The other night at dinner with good friends, the subject of religion versus spirituality came up.
In recent years, I have filled a file with notes and papers on this subject; but I have only just recently identified what I judge the clearest and best description of the difference between them.
It is found in Chapter Two of Joan Chittister's book, Called to Question (p.19):
Religion is about what we believe and why we believe it. It is about the tradition, the institution, the system. Constructed over centuries--more than five thousand years ago for Hinduism, the first formal religion--religion draws for the world a portrait of creation and relationships. It gives us creeds and dogmas and definitions of God. It gathers us in worship and reminds us of a world to come.

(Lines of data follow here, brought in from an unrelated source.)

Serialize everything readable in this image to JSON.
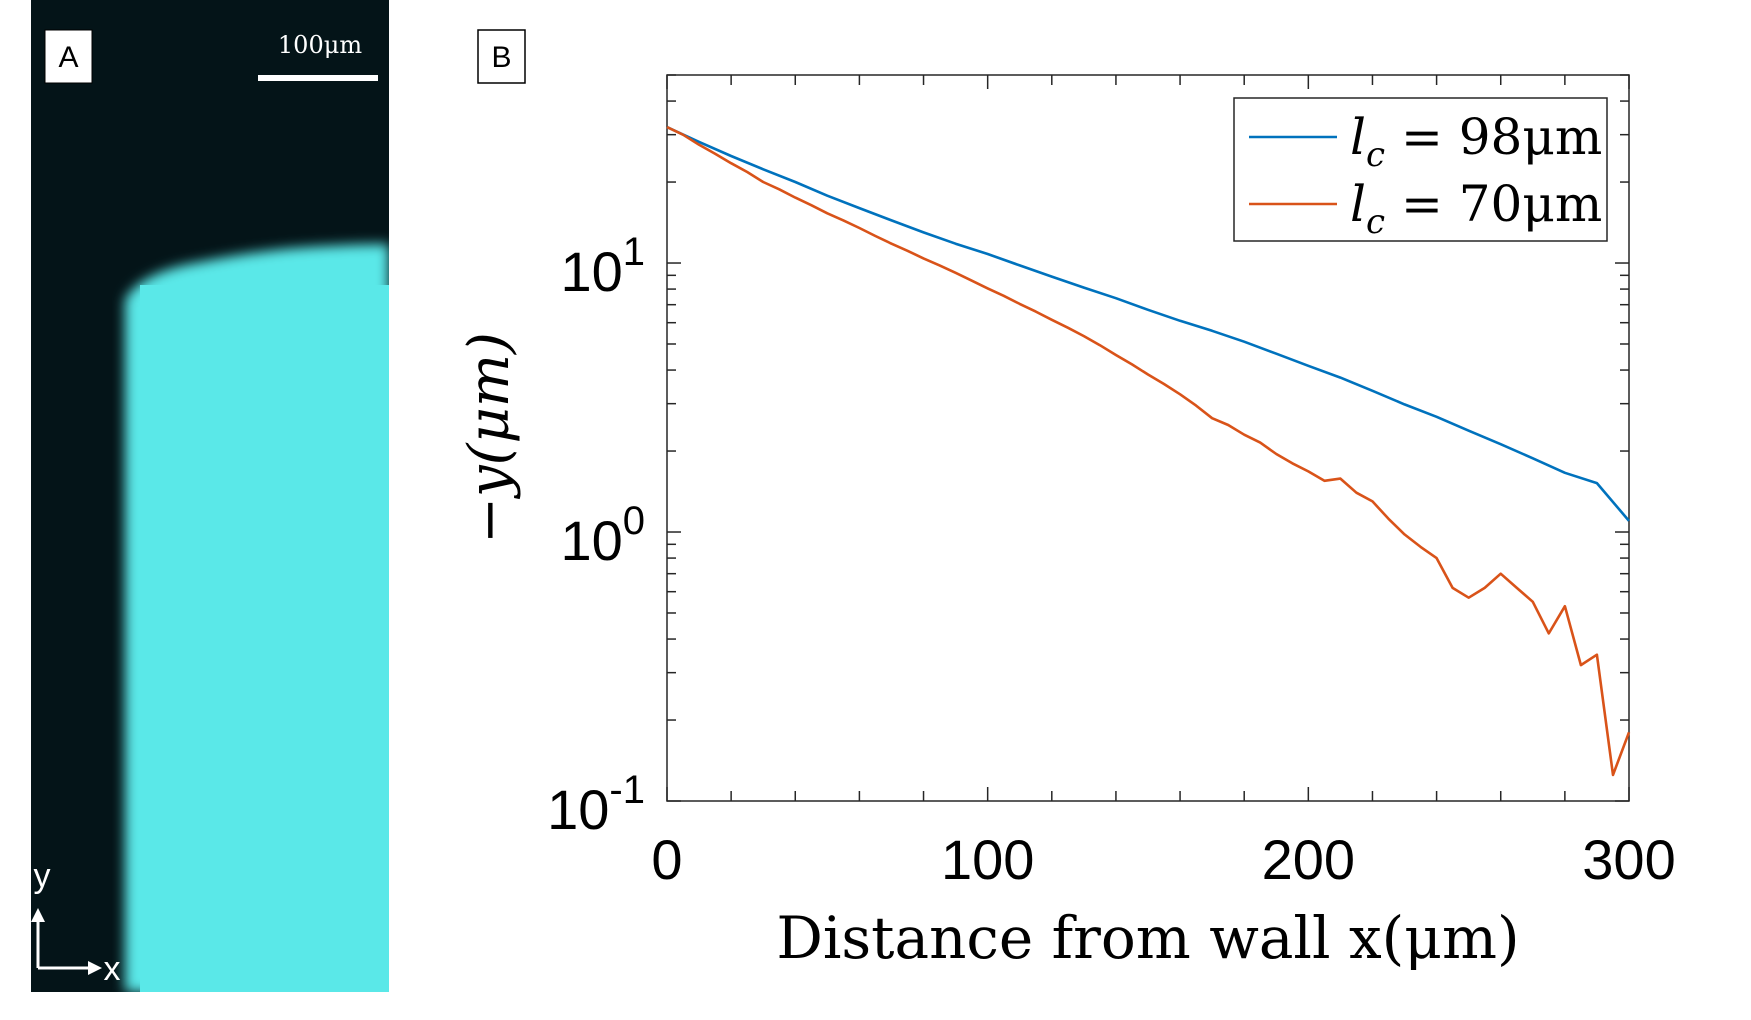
{
  "panel_a": {
    "label": "A",
    "scale_bar_label": "100μm",
    "axis_x_label": "x",
    "axis_y_label": "y",
    "colors": {
      "fluid": "#5ae8e8",
      "background": "#041418"
    }
  },
  "panel_b": {
    "label": "B"
  },
  "chart_data": {
    "type": "line",
    "title": "",
    "xlabel": "Distance from wall x(μm)",
    "ylabel": "−y(μm)",
    "xscale": "linear",
    "yscale": "log",
    "xlim": [
      0,
      300
    ],
    "ylim": [
      0.1,
      50
    ],
    "grid": false,
    "legend_position": "top-right",
    "x_ticks": [
      {
        "value": 0,
        "label": "0"
      },
      {
        "value": 100,
        "label": "100"
      },
      {
        "value": 200,
        "label": "200"
      },
      {
        "value": 300,
        "label": "300"
      }
    ],
    "y_ticks": [
      {
        "value": 0.1,
        "base": "10",
        "exp": "-1"
      },
      {
        "value": 1,
        "base": "10",
        "exp": "0"
      },
      {
        "value": 10,
        "base": "10",
        "exp": "1"
      }
    ],
    "x_minor_step": 20,
    "series": [
      {
        "name": "l_c = 98μm",
        "legend_sym": "l",
        "legend_sub": "c",
        "legend_rest": " = 98μm",
        "color": "#0072bd",
        "x": [
          0,
          10,
          20,
          30,
          40,
          50,
          60,
          70,
          80,
          90,
          100,
          110,
          120,
          130,
          140,
          150,
          160,
          170,
          180,
          190,
          200,
          210,
          220,
          230,
          240,
          250,
          260,
          270,
          280,
          290,
          300
        ],
        "y": [
          32,
          28.2,
          25.0,
          22.3,
          20.0,
          17.8,
          16.0,
          14.4,
          13.0,
          11.8,
          10.8,
          9.8,
          8.9,
          8.1,
          7.4,
          6.7,
          6.1,
          5.6,
          5.1,
          4.6,
          4.15,
          3.75,
          3.35,
          2.98,
          2.68,
          2.38,
          2.12,
          1.88,
          1.66,
          1.52,
          1.1
        ]
      },
      {
        "name": "l_c = 70μm",
        "legend_sym": "l",
        "legend_sub": "c",
        "legend_rest": " = 70μm",
        "color": "#d95319",
        "x": [
          0,
          5,
          10,
          15,
          20,
          25,
          30,
          35,
          40,
          45,
          50,
          55,
          60,
          65,
          70,
          75,
          80,
          85,
          90,
          95,
          100,
          105,
          110,
          115,
          120,
          125,
          130,
          135,
          140,
          145,
          150,
          155,
          160,
          165,
          170,
          175,
          180,
          185,
          190,
          195,
          200,
          205,
          210,
          215,
          220,
          225,
          230,
          235,
          240,
          245,
          250,
          255,
          260,
          265,
          270,
          275,
          280,
          285,
          290,
          295,
          300
        ],
        "y": [
          32,
          30,
          27.5,
          25.5,
          23.5,
          21.8,
          20.0,
          18.8,
          17.5,
          16.4,
          15.3,
          14.4,
          13.5,
          12.6,
          11.8,
          11.1,
          10.4,
          9.8,
          9.2,
          8.6,
          8.05,
          7.55,
          7.05,
          6.6,
          6.15,
          5.75,
          5.35,
          4.95,
          4.55,
          4.2,
          3.85,
          3.55,
          3.25,
          2.95,
          2.65,
          2.5,
          2.3,
          2.15,
          1.95,
          1.8,
          1.68,
          1.55,
          1.58,
          1.4,
          1.3,
          1.12,
          0.98,
          0.88,
          0.8,
          0.62,
          0.57,
          0.62,
          0.7,
          0.62,
          0.55,
          0.42,
          0.53,
          0.32,
          0.35,
          0.125,
          0.18
        ]
      }
    ]
  }
}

Spirituality is about the hunger in the human heart. It seeks not only a way to exist, but a reason to exist that is beyond the biological or the institutional or even the traditional. It lifts religion up from the level of the theoretical or the mechanical to the personal. It seeks to make real the things of the spirit. It transcends rules and rituals to a concentration on meaning. It pursues in depth the mystical dimensions of life that religion purports to promote.
Sister Joan then ends the chapter on page 24 with this:
Religion, the finger pointing at the moon, is not the moon. Simply keeping the rules, accepting the conventions, and loving the pomp that comes with religion will not get us there. For that we need a spirituality of search.